C19 2024 CFP: “The End of the Human(ities)”
“The End of the Human(ities)”
In The Souls of Black Folk, W. E. B. Du Bois explained that the problem of the color line was a problem of (meta)physical and educational implications for those who “still seek, the freedom of life and limb, the freedom to work and think.” Du Bois’s “freedom” connected the liberation of the body, soul, and mind—the desire to live and learn unbounded—to the human. He introduced a quandary still relevant today: To think and be human is to think about how to study life through the “humanities.”
Scholars of the long nineteenth century like Anna Julia Cooper, Frederick Douglass, Du Bois, and others understood the potential and limitations of the humanities and the human regarding racial uplift and solidarity. However, today, between Black Lives Matter and abolitionist movements, the race to end Critical Race Theory, the end of the English major, Afropessimism, and more, many question if we are or should be at the end of the humanities and the human.
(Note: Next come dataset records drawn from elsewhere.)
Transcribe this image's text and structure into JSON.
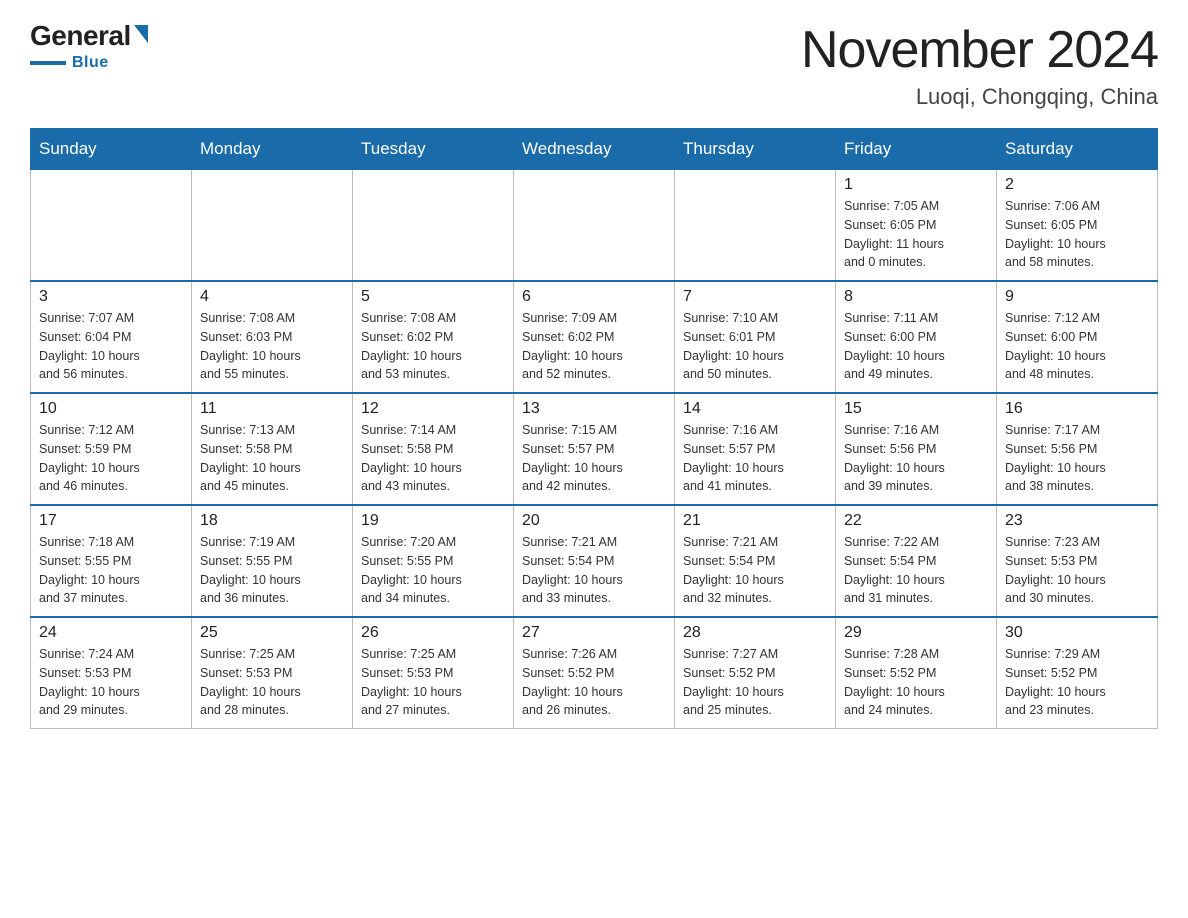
{
  "header": {
    "logo": {
      "general": "General",
      "blue": "Blue"
    },
    "month": "November 2024",
    "location": "Luoqi, Chongqing, China"
  },
  "days_of_week": [
    "Sunday",
    "Monday",
    "Tuesday",
    "Wednesday",
    "Thursday",
    "Friday",
    "Saturday"
  ],
  "weeks": [
    [
      {
        "day": "",
        "info": ""
      },
      {
        "day": "",
        "info": ""
      },
      {
        "day": "",
        "info": ""
      },
      {
        "day": "",
        "info": ""
      },
      {
        "day": "",
        "info": ""
      },
      {
        "day": "1",
        "info": "Sunrise: 7:05 AM\nSunset: 6:05 PM\nDaylight: 11 hours\nand 0 minutes."
      },
      {
        "day": "2",
        "info": "Sunrise: 7:06 AM\nSunset: 6:05 PM\nDaylight: 10 hours\nand 58 minutes."
      }
    ],
    [
      {
        "day": "3",
        "info": "Sunrise: 7:07 AM\nSunset: 6:04 PM\nDaylight: 10 hours\nand 56 minutes."
      },
      {
        "day": "4",
        "info": "Sunrise: 7:08 AM\nSunset: 6:03 PM\nDaylight: 10 hours\nand 55 minutes."
      },
      {
        "day": "5",
        "info": "Sunrise: 7:08 AM\nSunset: 6:02 PM\nDaylight: 10 hours\nand 53 minutes."
      },
      {
        "day": "6",
        "info": "Sunrise: 7:09 AM\nSunset: 6:02 PM\nDaylight: 10 hours\nand 52 minutes."
      },
      {
        "day": "7",
        "info": "Sunrise: 7:10 AM\nSunset: 6:01 PM\nDaylight: 10 hours\nand 50 minutes."
      },
      {
        "day": "8",
        "info": "Sunrise: 7:11 AM\nSunset: 6:00 PM\nDaylight: 10 hours\nand 49 minutes."
      },
      {
        "day": "9",
        "info": "Sunrise: 7:12 AM\nSunset: 6:00 PM\nDaylight: 10 hours\nand 48 minutes."
      }
    ],
    [
      {
        "day": "10",
        "info": "Sunrise: 7:12 AM\nSunset: 5:59 PM\nDaylight: 10 hours\nand 46 minutes."
      },
      {
        "day": "11",
        "info": "Sunrise: 7:13 AM\nSunset: 5:58 PM\nDaylight: 10 hours\nand 45 minutes."
      },
      {
        "day": "12",
        "info": "Sunrise: 7:14 AM\nSunset: 5:58 PM\nDaylight: 10 hours\nand 43 minutes."
      },
      {
        "day": "13",
        "info": "Sunrise: 7:15 AM\nSunset: 5:57 PM\nDaylight: 10 hours\nand 42 minutes."
      },
      {
        "day": "14",
        "info": "Sunrise: 7:16 AM\nSunset: 5:57 PM\nDaylight: 10 hours\nand 41 minutes."
      },
      {
        "day": "15",
        "info": "Sunrise: 7:16 AM\nSunset: 5:56 PM\nDaylight: 10 hours\nand 39 minutes."
      },
      {
        "day": "16",
        "info": "Sunrise: 7:17 AM\nSunset: 5:56 PM\nDaylight: 10 hours\nand 38 minutes."
      }
    ],
    [
      {
        "day": "17",
        "info": "Sunrise: 7:18 AM\nSunset: 5:55 PM\nDaylight: 10 hours\nand 37 minutes."
      },
      {
        "day": "18",
        "info": "Sunrise: 7:19 AM\nSunset: 5:55 PM\nDaylight: 10 hours\nand 36 minutes."
      },
      {
        "day": "19",
        "info": "Sunrise: 7:20 AM\nSunset: 5:55 PM\nDaylight: 10 hours\nand 34 minutes."
      },
      {
        "day": "20",
        "info": "Sunrise: 7:21 AM\nSunset: 5:54 PM\nDaylight: 10 hours\nand 33 minutes."
      },
      {
        "day": "21",
        "info": "Sunrise: 7:21 AM\nSunset: 5:54 PM\nDaylight: 10 hours\nand 32 minutes."
      },
      {
        "day": "22",
        "info": "Sunrise: 7:22 AM\nSunset: 5:54 PM\nDaylight: 10 hours\nand 31 minutes."
      },
      {
        "day": "23",
        "info": "Sunrise: 7:23 AM\nSunset: 5:53 PM\nDaylight: 10 hours\nand 30 minutes."
      }
    ],
    [
      {
        "day": "24",
        "info": "Sunrise: 7:24 AM\nSunset: 5:53 PM\nDaylight: 10 hours\nand 29 minutes."
      },
      {
        "day": "25",
        "info": "Sunrise: 7:25 AM\nSunset: 5:53 PM\nDaylight: 10 hours\nand 28 minutes."
      },
      {
        "day": "26",
        "info": "Sunrise: 7:25 AM\nSunset: 5:53 PM\nDaylight: 10 hours\nand 27 minutes."
      },
      {
        "day": "27",
        "info": "Sunrise: 7:26 AM\nSunset: 5:52 PM\nDaylight: 10 hours\nand 26 minutes."
      },
      {
        "day": "28",
        "info": "Sunrise: 7:27 AM\nSunset: 5:52 PM\nDaylight: 10 hours\nand 25 minutes."
      },
      {
        "day": "29",
        "info": "Sunrise: 7:28 AM\nSunset: 5:52 PM\nDaylight: 10 hours\nand 24 minutes."
      },
      {
        "day": "30",
        "info": "Sunrise: 7:29 AM\nSunset: 5:52 PM\nDaylight: 10 hours\nand 23 minutes."
      }
    ]
  ]
}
We invite papers that consider what happens at the end of the human(ities). Are we at the end of the human(ities), and if not, how can we think of the human(ities) differently—alternatively? What comes after the fall of the human(ities)? Can the human(ities) still attend to ways of being human external to Westernized frameworks? With the revival of nineteenth-century popular terms and movements such as abolition, how do we read these recurring afterlives? Topics can interrogate the human/humanities through institutional, disciplinary, ontological, political, spatial, etcetera lens and debates that resonated in the nineteenth century but also are significant for the current moment. We especially welcome papers highlighting Black and other underrepresented voices, theories, and texts.